Welcome back to our blog, dear readers, where each week we sit down with one of our Issue 043 authors to chat about their stories, their writing tips, their inspiration, and whatever else comes to mind! Today’s subjects are Morgan MacVaugh and her story “Yolk.”

LSQ: This story is such a beautiful and original little myth, I adored reading it. It left me with a smile on my face. Where did the idea for this begin? Did you draw inspiration from any particular mythology?

Morgan: Aw, thank you so much! Believe it or not, the idea for “Yolk” came about from wanting to break the rules. I wrote this last summer, after graduating with my undergrad in creative writing. After learning the tricks of the trade and reading Important High Literary Literature (TM) for four years, I was desperate to circle back to the types of stories that made me want to start writing in the first place. “Yolk” was born out of me searching for myself again, and I think I’m a little closer to finding her now that it exists.

LSQ: There’s a real sense of tradition and lore with this story, and yet no names. What made you decide to leave the man and the girl anonymous?

Morgan: The girl and the man are anonymous as a nod to the old folklore anthologies I read as a kid. Not the ones that had Cinderella and Red Riding Hood in it, but the ones that had barely cracked spines and were beneath six inches of dust in my old elementary school library. Also, I feel like names are a powerful thing; when a character gets a name they suddenly stand for and become something particular. A person, I suppose, in their own right. Part of the magic of those old folk tales for me was the fact that nameless characters meant they stood for everyone, not just themselves.

LSQ: At first I felt like it was going to read as something ancient, and then there was a girl plugging a toaster into a star. How did you decide on the time setting for this story?

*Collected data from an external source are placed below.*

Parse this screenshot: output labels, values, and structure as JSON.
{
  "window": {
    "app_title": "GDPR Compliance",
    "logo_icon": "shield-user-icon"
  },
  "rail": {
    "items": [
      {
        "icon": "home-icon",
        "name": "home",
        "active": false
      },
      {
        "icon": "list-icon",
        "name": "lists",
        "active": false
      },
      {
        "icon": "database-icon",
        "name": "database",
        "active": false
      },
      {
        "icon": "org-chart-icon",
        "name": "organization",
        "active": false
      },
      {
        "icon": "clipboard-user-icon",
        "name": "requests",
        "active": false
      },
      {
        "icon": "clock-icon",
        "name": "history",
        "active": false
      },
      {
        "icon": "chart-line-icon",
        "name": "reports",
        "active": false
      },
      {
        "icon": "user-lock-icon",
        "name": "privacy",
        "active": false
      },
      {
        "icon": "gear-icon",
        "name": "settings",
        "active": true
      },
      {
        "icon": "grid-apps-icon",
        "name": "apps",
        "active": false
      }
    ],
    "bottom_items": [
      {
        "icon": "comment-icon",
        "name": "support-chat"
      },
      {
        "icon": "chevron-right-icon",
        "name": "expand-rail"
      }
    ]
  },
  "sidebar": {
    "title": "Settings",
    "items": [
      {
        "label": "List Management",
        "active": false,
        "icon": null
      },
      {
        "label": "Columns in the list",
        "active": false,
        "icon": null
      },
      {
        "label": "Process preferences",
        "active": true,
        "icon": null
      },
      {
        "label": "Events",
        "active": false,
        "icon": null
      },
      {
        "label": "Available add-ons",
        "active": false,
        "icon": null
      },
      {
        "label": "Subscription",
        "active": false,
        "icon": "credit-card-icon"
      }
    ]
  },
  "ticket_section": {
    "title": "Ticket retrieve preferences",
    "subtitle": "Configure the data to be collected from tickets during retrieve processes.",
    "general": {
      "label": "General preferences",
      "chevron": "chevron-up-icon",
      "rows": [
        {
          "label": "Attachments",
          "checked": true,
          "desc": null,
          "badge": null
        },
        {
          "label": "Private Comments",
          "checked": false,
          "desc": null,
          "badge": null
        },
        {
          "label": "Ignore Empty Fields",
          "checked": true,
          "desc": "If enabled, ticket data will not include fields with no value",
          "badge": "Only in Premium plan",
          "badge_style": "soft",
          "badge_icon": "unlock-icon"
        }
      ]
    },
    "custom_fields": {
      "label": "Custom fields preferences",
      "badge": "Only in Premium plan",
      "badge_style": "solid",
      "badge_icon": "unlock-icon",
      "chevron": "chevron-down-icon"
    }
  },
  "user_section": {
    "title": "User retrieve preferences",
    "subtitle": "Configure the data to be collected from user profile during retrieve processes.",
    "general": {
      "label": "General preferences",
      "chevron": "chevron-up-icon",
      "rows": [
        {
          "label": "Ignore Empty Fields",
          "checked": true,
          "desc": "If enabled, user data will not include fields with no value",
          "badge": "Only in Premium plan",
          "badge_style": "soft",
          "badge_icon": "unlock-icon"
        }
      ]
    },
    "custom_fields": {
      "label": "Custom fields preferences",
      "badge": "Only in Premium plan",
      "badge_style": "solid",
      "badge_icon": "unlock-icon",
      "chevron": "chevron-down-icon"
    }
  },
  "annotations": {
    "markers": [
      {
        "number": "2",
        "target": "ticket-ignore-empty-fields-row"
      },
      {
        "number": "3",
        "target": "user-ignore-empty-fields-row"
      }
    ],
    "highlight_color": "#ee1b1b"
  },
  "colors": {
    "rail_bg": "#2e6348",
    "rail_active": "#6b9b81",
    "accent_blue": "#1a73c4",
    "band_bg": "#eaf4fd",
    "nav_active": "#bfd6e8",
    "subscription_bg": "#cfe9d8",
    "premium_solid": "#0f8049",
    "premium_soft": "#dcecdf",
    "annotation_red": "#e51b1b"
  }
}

Morgan: I wish I could tell you something poetic about the toaster–or the time setting, for that matter. Like, if I was smart, I’d say it was another device to make this piece a little more of an everyone story. Timeless. Relatable. Modern and ancient all wrapped up together in a blanket. In actuality, it was more so like I was writing this story at 1:23 in the morning and the girl whispered in my ear, “Okay, but there’s a toaster too.”